Schau ich doch grade auf den Kalender, und ich erinnere mich an den August 2003. Ich war noch nicht so lange in Köln, und es war dieser brüllend heiße Sommer, die älteren unter uns erinnern sich vielleicht noch... Ich surfte entspannt durchs Web und suchte wohl irgendwas zu John Irving. Was ich fand, war dann diese komische Website, wo es hieß „jeder darf hier mitschreiben“. Nee, sowas kenn ich – das schreiben sie, und dann sind sie doch ein eingeschworenes Grüppchen und wollen unter sich bleiben. Erst mal schauen. Wirklich ein Edit-Button? Hm.
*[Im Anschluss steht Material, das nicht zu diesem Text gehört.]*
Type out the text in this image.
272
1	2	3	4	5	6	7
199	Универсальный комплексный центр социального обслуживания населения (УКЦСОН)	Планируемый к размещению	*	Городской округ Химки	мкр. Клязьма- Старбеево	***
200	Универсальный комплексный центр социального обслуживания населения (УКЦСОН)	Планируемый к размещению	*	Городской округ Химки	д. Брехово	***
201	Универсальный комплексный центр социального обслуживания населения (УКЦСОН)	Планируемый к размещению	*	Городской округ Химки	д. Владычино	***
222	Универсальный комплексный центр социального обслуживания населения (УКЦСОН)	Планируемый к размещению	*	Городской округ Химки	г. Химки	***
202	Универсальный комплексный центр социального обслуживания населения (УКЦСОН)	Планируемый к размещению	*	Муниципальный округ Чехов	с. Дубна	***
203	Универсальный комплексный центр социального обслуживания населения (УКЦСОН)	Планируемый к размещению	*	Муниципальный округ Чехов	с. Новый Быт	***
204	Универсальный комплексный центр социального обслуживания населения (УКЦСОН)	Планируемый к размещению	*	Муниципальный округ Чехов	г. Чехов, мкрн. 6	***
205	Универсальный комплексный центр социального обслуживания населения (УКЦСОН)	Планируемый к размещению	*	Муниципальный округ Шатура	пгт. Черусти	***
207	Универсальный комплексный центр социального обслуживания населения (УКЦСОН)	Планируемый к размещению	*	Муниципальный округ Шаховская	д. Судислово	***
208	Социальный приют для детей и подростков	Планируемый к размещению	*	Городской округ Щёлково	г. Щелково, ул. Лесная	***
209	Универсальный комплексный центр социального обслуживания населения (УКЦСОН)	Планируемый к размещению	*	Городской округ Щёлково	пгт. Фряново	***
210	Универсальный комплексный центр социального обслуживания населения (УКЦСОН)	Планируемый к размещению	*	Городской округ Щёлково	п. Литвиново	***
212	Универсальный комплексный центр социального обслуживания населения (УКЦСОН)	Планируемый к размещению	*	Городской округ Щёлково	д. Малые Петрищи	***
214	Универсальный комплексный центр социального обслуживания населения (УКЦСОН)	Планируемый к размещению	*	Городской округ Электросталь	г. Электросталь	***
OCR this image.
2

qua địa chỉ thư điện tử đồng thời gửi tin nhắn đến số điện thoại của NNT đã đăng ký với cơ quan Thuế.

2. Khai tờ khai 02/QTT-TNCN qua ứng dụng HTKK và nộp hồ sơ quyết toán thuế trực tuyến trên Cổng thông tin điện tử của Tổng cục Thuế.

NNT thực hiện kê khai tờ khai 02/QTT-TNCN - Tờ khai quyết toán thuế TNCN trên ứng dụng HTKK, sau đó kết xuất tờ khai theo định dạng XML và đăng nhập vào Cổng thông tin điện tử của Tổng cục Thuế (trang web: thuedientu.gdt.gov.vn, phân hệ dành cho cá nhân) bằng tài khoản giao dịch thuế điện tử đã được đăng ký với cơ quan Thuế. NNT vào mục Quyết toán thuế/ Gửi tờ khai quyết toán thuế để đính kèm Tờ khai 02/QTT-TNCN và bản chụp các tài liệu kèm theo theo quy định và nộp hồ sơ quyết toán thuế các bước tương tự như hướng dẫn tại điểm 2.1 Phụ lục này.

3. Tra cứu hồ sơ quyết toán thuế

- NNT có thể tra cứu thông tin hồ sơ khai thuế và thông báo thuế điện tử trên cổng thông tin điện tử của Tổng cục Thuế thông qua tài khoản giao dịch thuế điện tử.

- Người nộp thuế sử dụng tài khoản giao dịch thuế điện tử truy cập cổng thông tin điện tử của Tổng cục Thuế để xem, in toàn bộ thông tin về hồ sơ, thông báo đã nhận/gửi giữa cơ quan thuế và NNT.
Ich melde mich mal an, der olle vierbuchstabige Nick wird's auch hier tun.

Was steht denn da so im Handbuch? Oh, ein Rechtschreibfehler. Und dann ist da dieser Bearbeiten-Knopf. Naja, hier kann ich ja nicht viel falsch machen, also einfach mal probieren:

Elyas erster Edit

OK, das hat tatsächlich geklappt. Wo wollten wir nochmal hin? Achja, John Irving. Da steht dann leider nicht so viel, wie ich mir als eingefleischter Irving-Fan gewünscht hätte, und ich belasse es bei ein paar Korrekturen und einem Diskussionsbeitrag. Nein, entgegen Julianas Theorie der ersten Edits galt der nächste nicht meine Heimatstadt, aber es zog mich zu meiner Passion, der Ukrainischen Sprache. Der Artikel war nun wirklich noch ziemlich mager, und das Thema ist nicht so trivial, daß man einfach loslegt. Also, erst mal auf der Diskussionsseite etwas anmerken. Und dann passierte dies:

Elyas Einstiegsdroge

Tja, und das habe ich dann in den nächsten Tagen gemacht, und der Rest ist Geschichte.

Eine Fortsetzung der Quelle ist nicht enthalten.